In the recent years, WES technology has been extensively used for clinical studies; since a significant part of mutations exists in the exons, this approach has achieved great results for identifying Mendelian disease genes. Success of exome sequencing in revealing pathogenic mutations and identifying genes have been demonstrated by several studies [12, 13].

Using WES, Haack et al. [10] identified 10 unrelated individuals carrying compound heterozygous or homozygous mutations in ECHS1 and exhibiting very heterogeneous phenotypes. Recently, two siblings were described with fatal Leigh disease who had increased excretion of several metabolites that are features of 3-hydroxyisobutyryl-CoA hydrolase (HIBCH) deficiency [9]. Further papers described ECHS1 mutations variously associated with vacuolating leukoencephalopathy, basal ganglia abnormalities or a slow neurodegenerative condition with global brain atrophy or a single episode of metabolic acidosis. All patients presented with lactic acidosis [3, 13, 14].

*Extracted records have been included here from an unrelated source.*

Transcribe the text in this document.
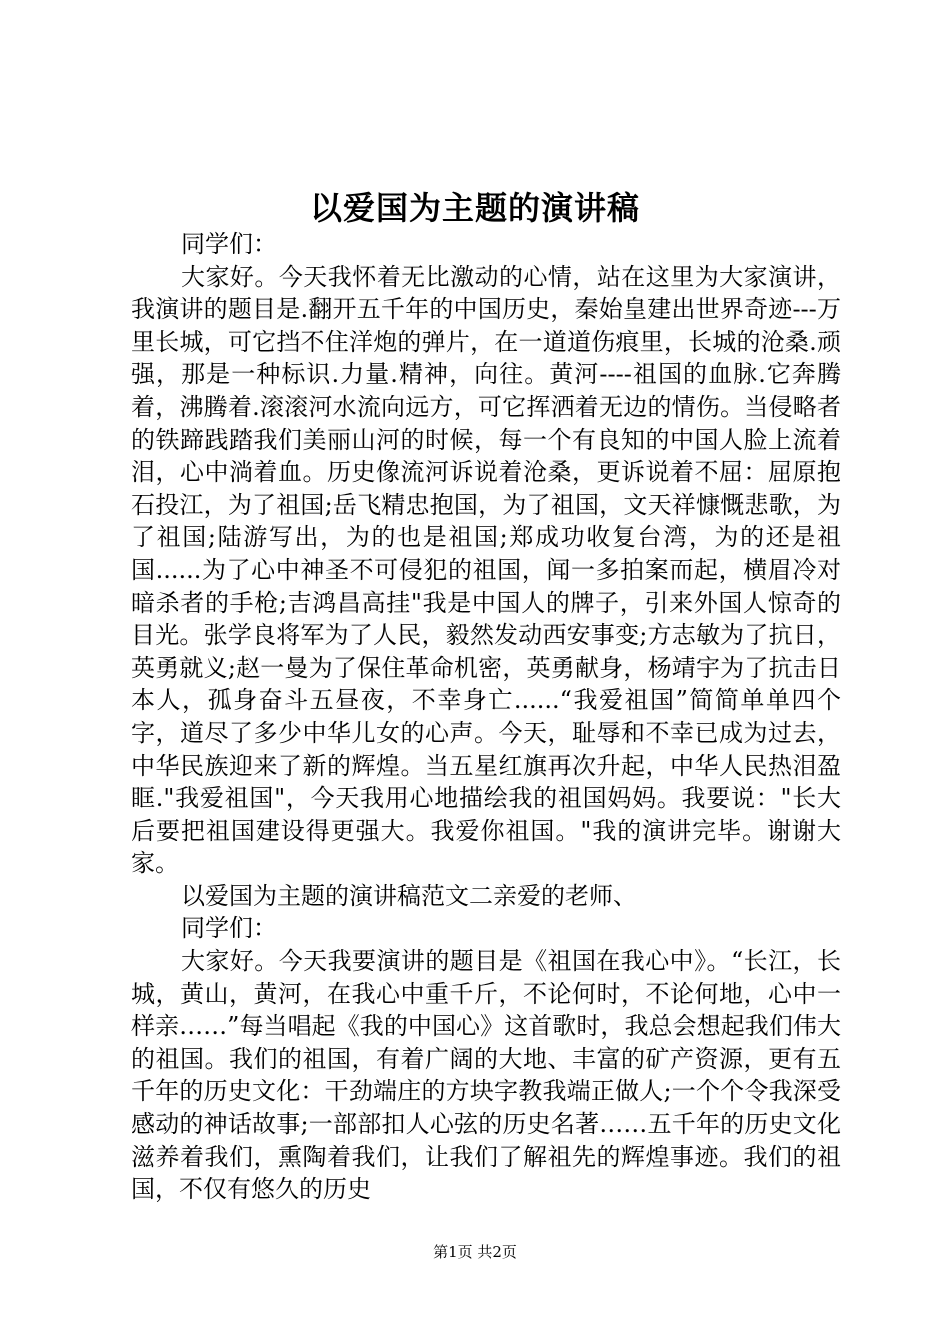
以爱国为主题的演讲稿

同学们：

大家好。今天我怀着无比激动的心情，站在这里为大家演讲，我演讲的题目是.翻开五千年的中国历史，秦始皇建出世界奇迹---万里长城，可它挡不住洋炮的弹片，在一道道伤痕里，长城的沧桑.顽强，那是一种标识.力量.精神，向往。黄河----祖国的血脉.它奔腾着，沸腾着.滚滚河水流向远方，可它挥洒着无边的情伤。当侵略者的铁蹄践踏我们美丽山河的时候，每一个有良知的中国人脸上流着泪，心中淌着血。历史像流河诉说着沧桑，更诉说着不屈：屈原抱石投江，为了祖国;岳飞精忠抱国，为了祖国，文天祥慷慨悲歌，为了祖国;陆游写出，为的也是祖国;郑成功收复台湾，为的还是祖国......为了心中神圣不可侵犯的祖国，闻一多拍案而起，横眉冷对暗杀者的手枪;吉鸿昌高挂"我是中国人的牌子，引来外国人惊奇的目光。张学良将军为了人民，毅然发动西安事变;方志敏为了抗日，英勇就义;赵一曼为了保住革命机密，英勇献身，杨靖宇为了抗击日本人，孤身奋斗五昼夜，不幸身亡......“我爱祖国”简简单单四个字，道尽了多少中华儿女的心声。今天，耻辱和不幸已成为过去，中华民族迎来了新的辉煌。当五星红旗再次升起，中华人民热泪盈眶."我爱祖国"，今天我用心地描绘我的祖国妈妈。我要说："长大后要把祖国建设得更强大。我爱你祖国。"我的演讲完毕。谢谢大家。

以爱国为主题的演讲稿范文二亲爱的老师、

同学们：

大家好。今天我要演讲的题目是《祖国在我心中》。“长江，长城，黄山，黄河，在我心中重千斤，不论何时，不论何地，心中一样亲……”每当唱起《我的中国心》这首歌时，我总会想起我们伟大的祖国。我们的祖国，有着广阔的大地、丰富的矿产资源，更有五千年的历史文化：干劲端庄的方块字教我端正做人;一个个令我深受感动的神话故事;一部部扣人心弦的历史名著……五千年的历史文化滋养着我们，熏陶着我们，让我们了解祖先的辉煌事迹。我们的祖国，不仅有悠久的历史

第1页 共2页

Our patient presented a clear clinical overlap with the reported cases with ECHS1 or HIBCH deficiency, and the same mutation (p.Ala238Val) was found in two patients [3]. This variant, together with other four missense mutations, is present in the large enoyl-CoA hydratase/isomerase domain, responsible for substrate binding and the catalytic activity of the enzyme and is predicted by the MuPro and Auto-Mute software programs to decrease protein stability [15, 16]. ECHS1 is a nuclear gene involved in several metabolic pathways involving fatty acids and amino acids. The substantial discrepancy between an expected moderate impairment of mitochondrial fatty acid oxidation and the severe clinical presentation of ECHS1-deficient individuals may account for additional pathogenic mechanisms. In addition, ECHS1 has been suggested to be involved in L-isoleucine, L-valine, and L-lysine oxidation using tiglyl-CoA, 2-methacrylyl-CoA, or crotonyl-CoA, respectively, as a substrate. The mitochondrial respiratory chain does not appear to be severely impaired in ECHS1 patients, as demonstrated also in our case. Possible biomarkers of the disease are not currently available; the methacrylate metabolites and/or 2-methyl-2,3-dihydroxybutyric acid could represent an important hint. In our patient, an increase of plasma levels of alanine and valine and the presence of 3-methylglutaconic acid in urine suggested an inherited disorder of mitochondrial energy metabolism [10]. Our patient presented with many clinical characteristics associated with LS, including general (failure to thrive), neurologic (hypotonia, dystonia, developmental delay, MRI findings), audiologic (sensorineural hearing loss) and ophthalmologic (nystagmus, optic atrophy) features but, given the age of onset of the disease and the severity of the clinical picture his outcome was unexpected. The young man is still alive and the interruption of epilepsy in recent years may be related to the severe brain atrophy developed over time.

Conclusions

Despite the advent of NGS technologies, proved to be successful in the identification of disease-causing genes, the exact diagnosis of genetically heterogeneous diseases, such as LS, remains difficult. In our case, the application of complementary genetic methodologies has allowed the molecular diagnosis in a case that would have not be resolved with standard analyses.

The description of additional ECHS1 patients with their longitudinal follow up, could contribute to a better definition of the clinical spectrum of ECHS1 deficiency and to reach an early diagnosis, helpful for optimal genetic counselling.